An important limitation of our study is that the KPNC is a retrospective cohort, where criteria for eligibility were met at the end of the follow up period, long after the recruitment and collection of blood samples. This study design is vulnerable to selection bias from differential loss to follow up. Specifically, individuals with severe MS could be more likely to be lost to follow-up, either because of death or because of loss of health insurance or change to a different health plan. If, as it has been suggested, 3,17 high levels of serum UA slow MS progression, individuals with high UA could be overrepresented among the cases, thus creating a spurious positive association between serum UA and MS risk.

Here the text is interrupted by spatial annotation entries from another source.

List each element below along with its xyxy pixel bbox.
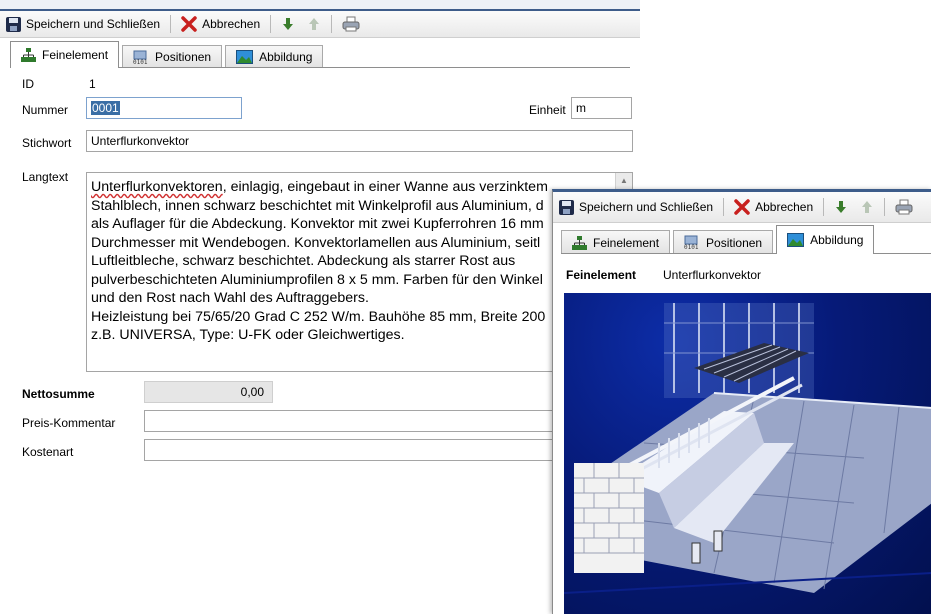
einheit-value: m <box>576 101 586 115</box>
cancel-x-icon <box>734 199 750 215</box>
save-close-label: Speichern und Schließen <box>579 200 714 214</box>
cancel-label: Abbrechen <box>755 200 814 214</box>
structure-icon <box>21 48 36 62</box>
tab-divider <box>561 253 931 254</box>
tab-abbildung[interactable]: Abbildung <box>225 45 324 68</box>
main-window: Speichern und Schließen Abbrechen Feinel… <box>0 0 640 476</box>
langtext-line: Luftleitbleche, schwarz beschichtet. Abd… <box>91 253 516 269</box>
id-label: ID <box>22 77 34 91</box>
nettosumme-value: 0,00 <box>144 381 273 403</box>
tab-abbildung[interactable]: Abbildung <box>776 225 875 254</box>
kostenart-label: Kostenart <box>22 445 74 459</box>
positions-icon: 0101 <box>684 235 700 251</box>
langtext-label: Langtext <box>22 170 69 184</box>
tab-feinelement-label: Feinelement <box>42 48 109 62</box>
langtext-line: und den Rost nach Wahl des Auftraggebers… <box>91 290 369 306</box>
save-close-button[interactable]: Speichern und Schließen <box>553 195 719 219</box>
langtext-line: pulverbeschichteten Aluminiumprofilen 8 … <box>91 271 543 288</box>
tab-feinelement[interactable]: Feinelement <box>561 230 671 254</box>
nummer-label: Nummer <box>22 103 69 117</box>
toolbar-separator <box>884 198 886 216</box>
arrow-down-icon <box>281 17 295 31</box>
langtext-line: Heizleistung bei 75/65/20 Grad C 252 W/m… <box>91 308 546 325</box>
tab-abbildung-label: Abbildung <box>259 50 313 64</box>
arrow-up-icon <box>307 17 321 31</box>
langtext-textarea[interactable]: Unterflurkonvektoren, einlagig, eingebau… <box>86 172 633 372</box>
print-button[interactable] <box>336 12 366 36</box>
toolbar-separator <box>723 198 725 216</box>
print-icon <box>895 199 913 215</box>
toolbar-separator <box>170 15 172 33</box>
langtext-line: als Auflager für die Abdeckung. Konvekto… <box>91 216 544 232</box>
arrow-up-icon <box>860 200 874 214</box>
save-icon <box>559 199 574 215</box>
title-bar <box>0 0 640 11</box>
cancel-button[interactable]: Abbrechen <box>728 195 819 219</box>
move-down-button[interactable] <box>275 12 301 36</box>
tab-positionen-label: Positionen <box>706 235 763 250</box>
print-icon <box>342 16 360 32</box>
langtext-line: Durchmesser mit Wendebogen. Konvektorlam… <box>91 234 541 251</box>
toolbar-separator <box>331 15 333 33</box>
structure-icon <box>572 235 587 250</box>
cancel-label: Abbrechen <box>202 17 261 31</box>
overlay-tab-bar: Feinelement 0101 Positionen Abbildung <box>561 225 877 254</box>
save-close-label: Speichern und Schließen <box>26 17 161 31</box>
tab-positionen-label: Positionen <box>155 50 212 64</box>
nummer-input[interactable]: 0001 <box>86 97 242 119</box>
cancel-button[interactable]: Abbrechen <box>175 12 266 36</box>
svg-text:0101: 0101 <box>133 59 148 65</box>
langtext-word: Unterflurkonvektoren <box>91 179 223 195</box>
cancel-x-icon <box>181 16 197 32</box>
tab-abbildung-label: Abbildung <box>810 233 864 247</box>
convector-illustration <box>564 293 931 614</box>
langtext-line: Unterflurkonvektoren, einlagig, eingebau… <box>91 179 548 195</box>
positions-icon: 0101 <box>133 50 149 66</box>
nummer-value: 0001 <box>91 101 120 115</box>
main-tab-bar: Feinelement 0101 Positionen Abbildung <box>10 41 326 68</box>
arrow-down-icon <box>834 200 848 214</box>
print-button[interactable] <box>889 195 919 219</box>
tab-feinelement[interactable]: Feinelement <box>10 41 120 68</box>
tab-positionen[interactable]: 0101 Positionen <box>673 230 774 254</box>
svg-text:0101: 0101 <box>684 244 699 250</box>
save-close-button[interactable]: Speichern und Schließen <box>0 12 166 36</box>
id-value: 1 <box>89 77 96 91</box>
stichwort-label: Stichwort <box>22 136 72 150</box>
toolbar-separator <box>270 15 272 33</box>
langtext-line: z.B. UNIVERSA, Type: U-FK oder Gleichwer… <box>91 327 405 343</box>
textarea-scroll-up-button[interactable]: ▲ <box>615 173 632 189</box>
image-icon <box>236 50 254 64</box>
einheit-label: Einheit <box>529 103 566 117</box>
tab-positionen[interactable]: 0101 Positionen <box>122 45 223 68</box>
feinelement-label: Feinelement <box>566 268 637 282</box>
einheit-input[interactable]: m <box>571 97 632 119</box>
abbildung-window: Speichern und Schließen Abbrechen Feinel… <box>552 189 931 614</box>
save-icon <box>6 16 21 32</box>
move-down-button[interactable] <box>828 195 854 219</box>
move-up-button[interactable] <box>854 195 880 219</box>
toolbar-separator <box>823 198 825 216</box>
langtext-line: Stahlblech, innen schwarz beschichtet mi… <box>91 197 544 214</box>
tab-feinelement-label: Feinelement <box>593 235 660 250</box>
overlay-toolbar: Speichern und Schließen Abbrechen <box>553 192 931 223</box>
feinelement-value: Unterflurkonvektor <box>663 268 762 282</box>
move-up-button[interactable] <box>301 12 327 36</box>
main-toolbar: Speichern und Schließen Abbrechen <box>0 11 640 38</box>
nettosumme-label: Nettosumme <box>22 387 95 401</box>
preis-kommentar-label: Preis-Kommentar <box>22 416 116 430</box>
stichwort-value: Unterflurkonvektor <box>91 134 190 148</box>
image-icon <box>787 233 805 247</box>
stichwort-input[interactable]: Unterflurkonvektor <box>86 130 633 152</box>
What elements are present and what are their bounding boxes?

Findings from case-control studies conducted on UA and MS, revealed an inverse association between serum UA concentrations and MS risk, but could not explore the temporal nature of this relationship and are thus subject to bias from reverse causality.2,3,8 The lack of association in our study between serum UA and MS risk, is consistent with the interpretation that the lower UA levels among individuals of MS are a consequence rather than a cause of the disease. A decrease in serum UA among individuals with MS could be the result of the scavenging activity of UA for peroxynitrite which is produced as a result of the inflammatory process that occurs in MS. It has been hypothesized that high levels of serum UA could be beneficial in patients with MS. 18 Our results do not address this hypothesis, which is currently being evaluated in randomized trials of inosine, a UA precursor.